No caso do nosso Mussolini DeVito, o caminho para a brecha totalitária tem sido a política de imigração na Itália. Mas com poucos dias aqui no Rio de Janeiro, algo me cheirou muito berlusconiano por aqui.

A polícia carioca, às vésperas do Reveillon e dos eventos esportivos dos próximos anos (Copa do Mundo e Olimpíadas) ocupou todas as favelas DA ZONA SUL do Rio de Janeiro sob o nome de UPP sigla para o sarcástico nome de Unidade de Polícia Pacificadora... (humor negro, não?).

O primeiro morro a ser ocupado foi a favela do Santa Marta. Aqui em Copacabana, o morro do Pavão-Pavãozinho foi ocupado há algumas semanas e, ao que parece, cessaram todas as atividades de tráfico de drogas e os traficantes da favela foram desarmados. Saiu uma nota na Folha de São Paulo comentando inclusive como que alguns moradores da favela estavam alugando a laje de suas casas para turistas gringos assistirem aos fogos gozando da vista do alto do morro. (E esta "vantagem econômica" para os proprietários foi ligada diretamente ao bom-samaritanismo da polícia militar carioca).

Não é preciso dizer que a Unidade de Polícia Pacificadora faz plantão dia e noite armados até os dentes na boca de cada morro. Diariamente... já faz parte do cenário natural dos moradores do bairro. Não é preciso dizer também que a população como um todo festeja a ocupação. Tampouco é preciso dizer que pouco se houve a respeito dos moradores da comunidade sobre as aparentes melhoras engendradas pela invasão policial.

Hoje na Folha saiu uma notícia com o seguinte título: "Copacabana tem Réveillon sem chuva nem bala perdida". É claro que a notícia enalteceu descaradamente a atividade das UPP no bairro. A notícia comportava ainda algumas declarações de entrevistados que alegaram "Agora as pessoas andam mais calmas pela rua". O mais interessante, porém, foi notar que um dos entrevistados localizou a ocupação das UPP como realmente um marco histórico para o Rio chamando o período anterior da ocupação de "Era do tráfico" como se agora esta "era" estivesse já superada...
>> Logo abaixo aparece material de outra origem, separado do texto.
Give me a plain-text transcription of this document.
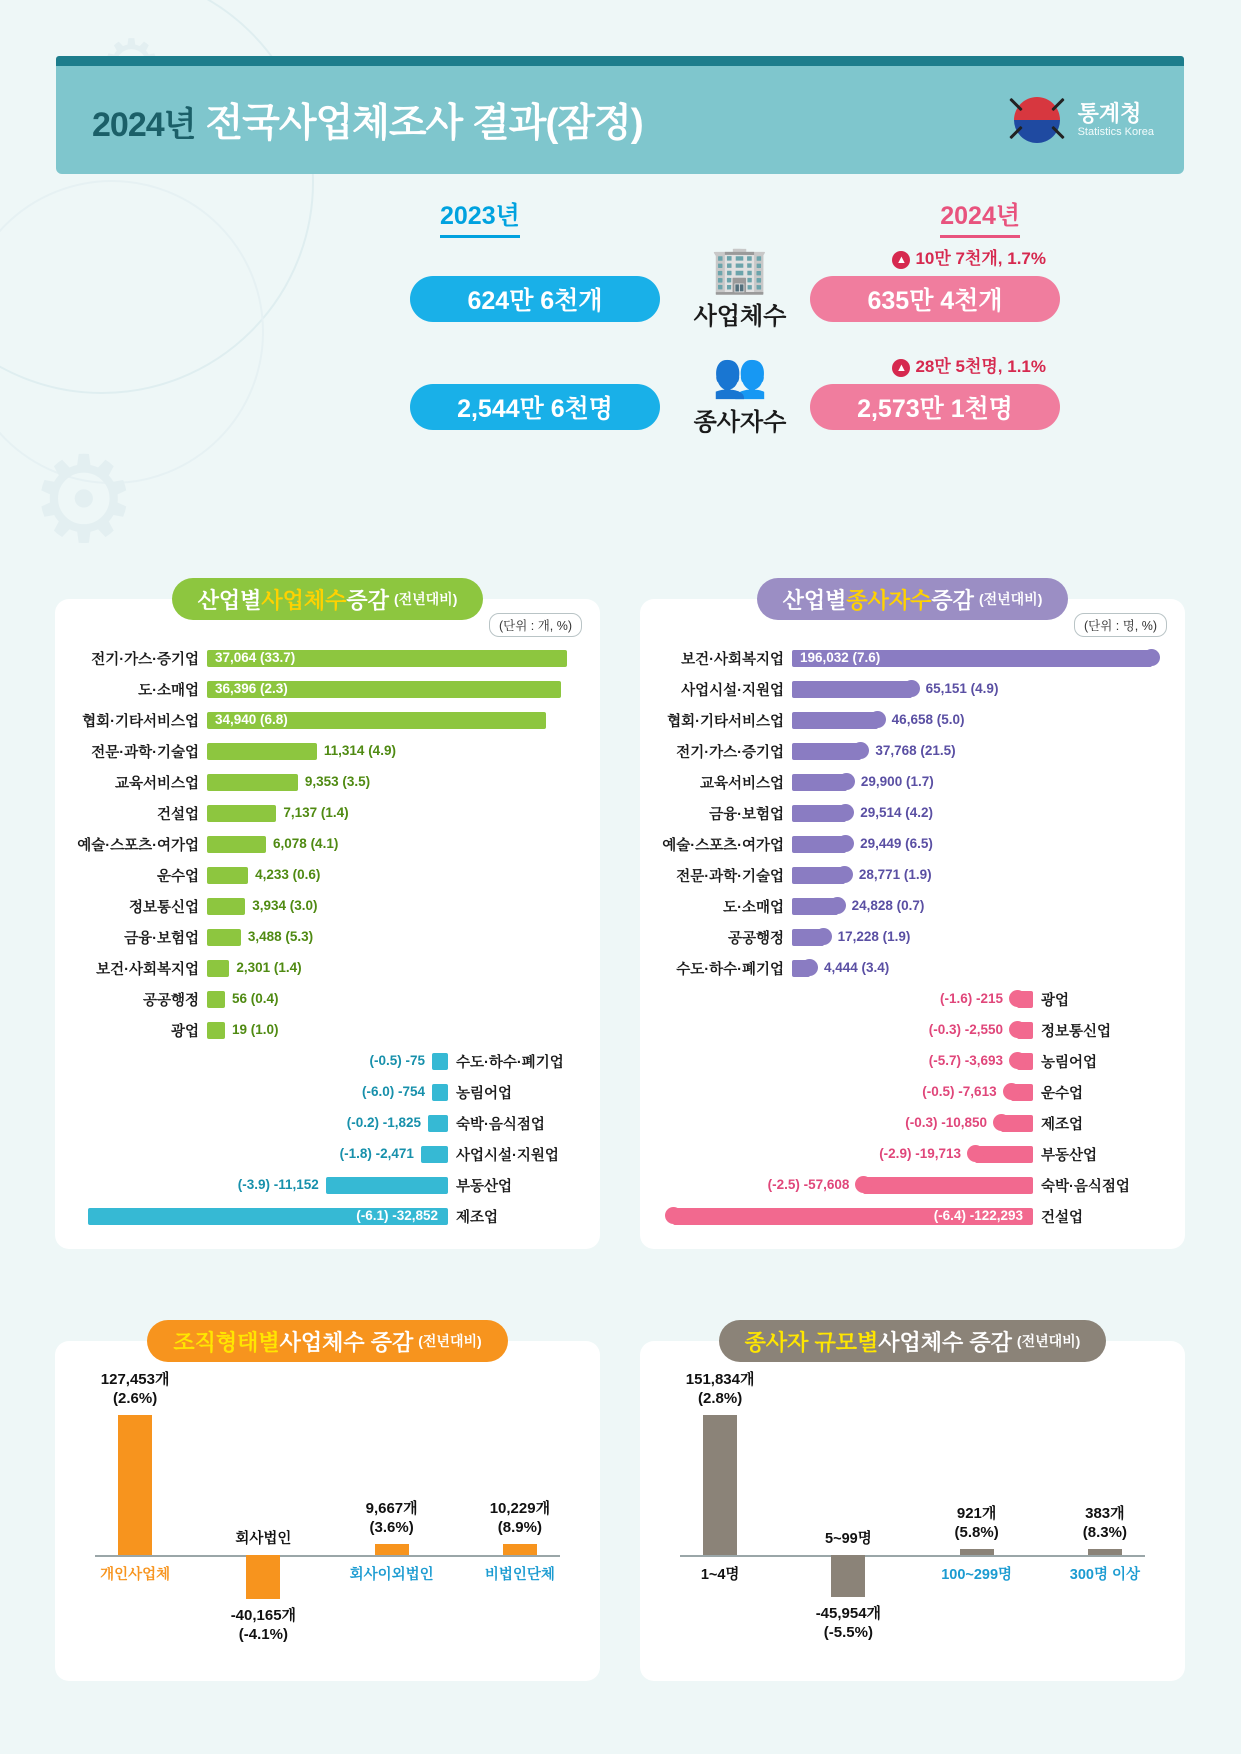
⚙
2024년 전국사업체조사 결과(잠정)	통계청
Statistics Korea
2023년	2024년
624만 6천개
🏢
사업체수
▲ 10만 7천개, 1.7%
635만 4천개
2,544만 6천명
👥
종사자수
▲ 28만 5천명, 1.1%
2,573만 1천명
산업별 사업체수 증감 (전년대비)
(단위 : 개, %)
전기·가스·증기업	37,064 (33.7)
도·소매업	36,396 (2.3)
협회·기타서비스업	34,940 (6.8)
전문·과학·기술업	11,314 (4.9)
교육서비스업	9,353 (3.5)
건설업	7,137 (1.4)
예술·스포츠·여가업	6,078 (4.1)
운수업	4,233 (0.6)
정보통신업	3,934 (3.0)
금융·보험업	3,488 (5.3)
보건·사회복지업	2,301 (1.4)
공공행정	56 (0.4)
광업	19 (1.0)
(-0.5) -75	수도·하수·폐기업
(-6.0) -754	농림어업
(-0.2) -1,825	숙박·음식점업
(-1.8) -2,471	사업시설·지원업
(-3.9) -11,152	부동산업
(-6.1) -32,852	제조업
산업별 종사자수 증감 (전년대비)
(단위 : 명, %)
보건·사회복지업	196,032 (7.6)
사업시설·지원업	65,151 (4.9)
협회·기타서비스업	46,658 (5.0)
전기·가스·증기업	37,768 (21.5)
교육서비스업	29,900 (1.7)
금융·보험업	29,514 (4.2)
예술·스포츠·여가업	29,449 (6.5)
전문·과학·기술업	28,771 (1.9)
도·소매업	24,828 (0.7)
공공행정	17,228 (1.9)
수도·하수·폐기업	4,444 (3.4)
(-1.6) -215	광업
(-0.3) -2,550	정보통신업
(-5.7) -3,693	농림어업
(-0.5) -7,613	운수업
(-0.3) -10,850	제조업
(-2.9) -19,713	부동산업
(-2.5) -57,608	숙박·음식점업
(-6.4) -122,293	건설업
조직형태별 사업체수 증감 (전년대비)
127,453개
(2.6%)
개인사업체
-40,165개
(-4.1%)
회사법인
9,667개
(3.6%)
회사이외법인
10,229개
(8.9%)
비법인단체
종사자 규모별 사업체수 증감 (전년대비)
151,834개
(2.8%)
1~4명
-45,954개
(-5.5%)
5~99명
921개
(5.8%)
100~299명
383개
(8.3%)
300명 이상
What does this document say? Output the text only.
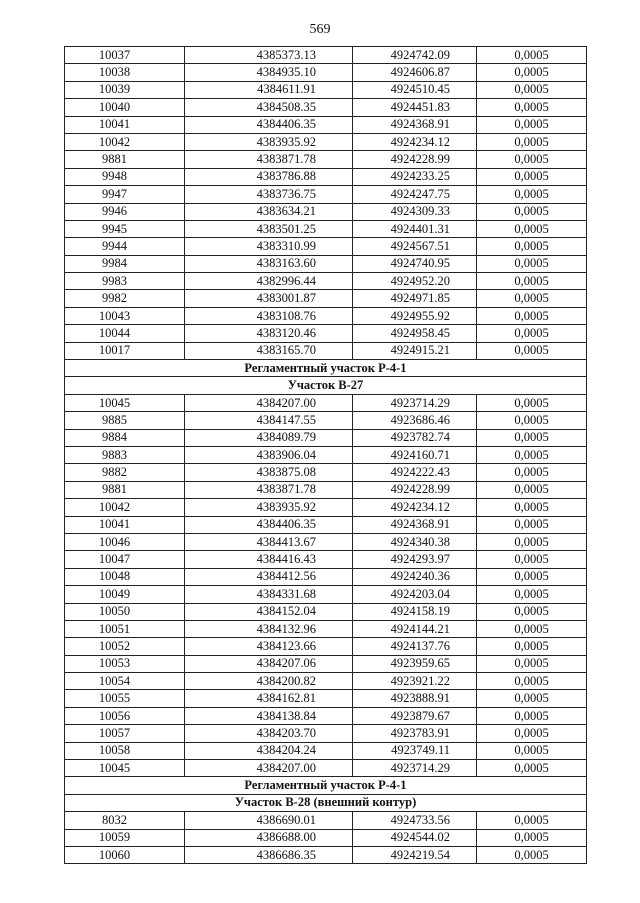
569
10037	4385373.13	4924742.09	0,0005
10038	4384935.10	4924606.87	0,0005
10039	4384611.91	4924510.45	0,0005
10040	4384508.35	4924451.83	0,0005
10041	4384406.35	4924368.91	0,0005
10042	4383935.92	4924234.12	0,0005
9881	4383871.78	4924228.99	0,0005
9948	4383786.88	4924233.25	0,0005
9947	4383736.75	4924247.75	0,0005
9946	4383634.21	4924309.33	0,0005
9945	4383501.25	4924401.31	0,0005
9944	4383310.99	4924567.51	0,0005
9984	4383163.60	4924740.95	0,0005
9983	4382996.44	4924952.20	0,0005
9982	4383001.87	4924971.85	0,0005
10043	4383108.76	4924955.92	0,0005
10044	4383120.46	4924958.45	0,0005
10017	4383165.70	4924915.21	0,0005
Регламентный участок Р-4-1			
Участок В-27			
10045	4384207.00	4923714.29	0,0005
9885	4384147.55	4923686.46	0,0005
9884	4384089.79	4923782.74	0,0005
9883	4383906.04	4924160.71	0,0005
9882	4383875.08	4924222.43	0,0005
9881	4383871.78	4924228.99	0,0005
10042	4383935.92	4924234.12	0,0005
10041	4384406.35	4924368.91	0,0005
10046	4384413.67	4924340.38	0,0005
10047	4384416.43	4924293.97	0,0005
10048	4384412.56	4924240.36	0,0005
10049	4384331.68	4924203.04	0,0005
10050	4384152.04	4924158.19	0,0005
10051	4384132.96	4924144.21	0,0005
10052	4384123.66	4924137.76	0,0005
10053	4384207.06	4923959.65	0,0005
10054	4384200.82	4923921.22	0,0005
10055	4384162.81	4923888.91	0,0005
10056	4384138.84	4923879.67	0,0005
10057	4384203.70	4923783.91	0,0005
10058	4384204.24	4923749.11	0,0005
10045	4384207.00	4923714.29	0,0005
Регламентный участок Р-4-1			
Участок В-28 (внешний контур)			
8032	4386690.01	4924733.56	0,0005
10059	4386688.00	4924544.02	0,0005
10060	4386686.35	4924219.54	0,0005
Por fim a notícia afirma: "[Antonio Chagas, o Sapão] solvatava rojões para alertar os bandidos sobre a chegada de policiais ao morro, já levou dez tiros e passou na prisão 20 de seus 32 anos. Agora, trabalha na comunidade em serviços gerais". Em serviços gerais?!

Confesso ter ficado bastante espantado com estas ocupações: em primeiro lugar, se a solução é realmente efetiva e o mar de rosas de que se fala, porque não teria sido realizada antes? Em segundo lugar, que tipo de mecanismo ideológico permite a visão de policiais armados até os dentes dia e noite nas ruas do bairro como se fossem parte natural do cenário?

Ao que parece a construção imaginária do Rio de Janeiro como a cidade sem lei, a violência como moeda de troca eleitoral que enclausura todos os moradores classe-média em casa e constrói grades em volta de (não menos do que) TODOS os prédios da Zona Sul, permitiu uma complacência do imaginário carioca em relação a esta ditadura totalitária do dia-a-dia. Soma-se a isso o fato de que em nome da ecologia (que Zizek já chegou a apontar como "o novo ópio para as massas") em alguns morros da Zona Norte do Rio já foi iniciado um processo de cerceamento das favelas com a construção de muros em torno de morros estratégicos.

A Nova Democracia Global, preconizada pelos pensadores mais críticos, especialmente Agamben, já está sendo instalada materialmente no Rio de Janeiro. E é claro, tanto o nome, quanto a imagem da UPP, a fazem parecer um serviço democrático e caridoso, um bom-samaritanismo à frente do Estado de Exceção global.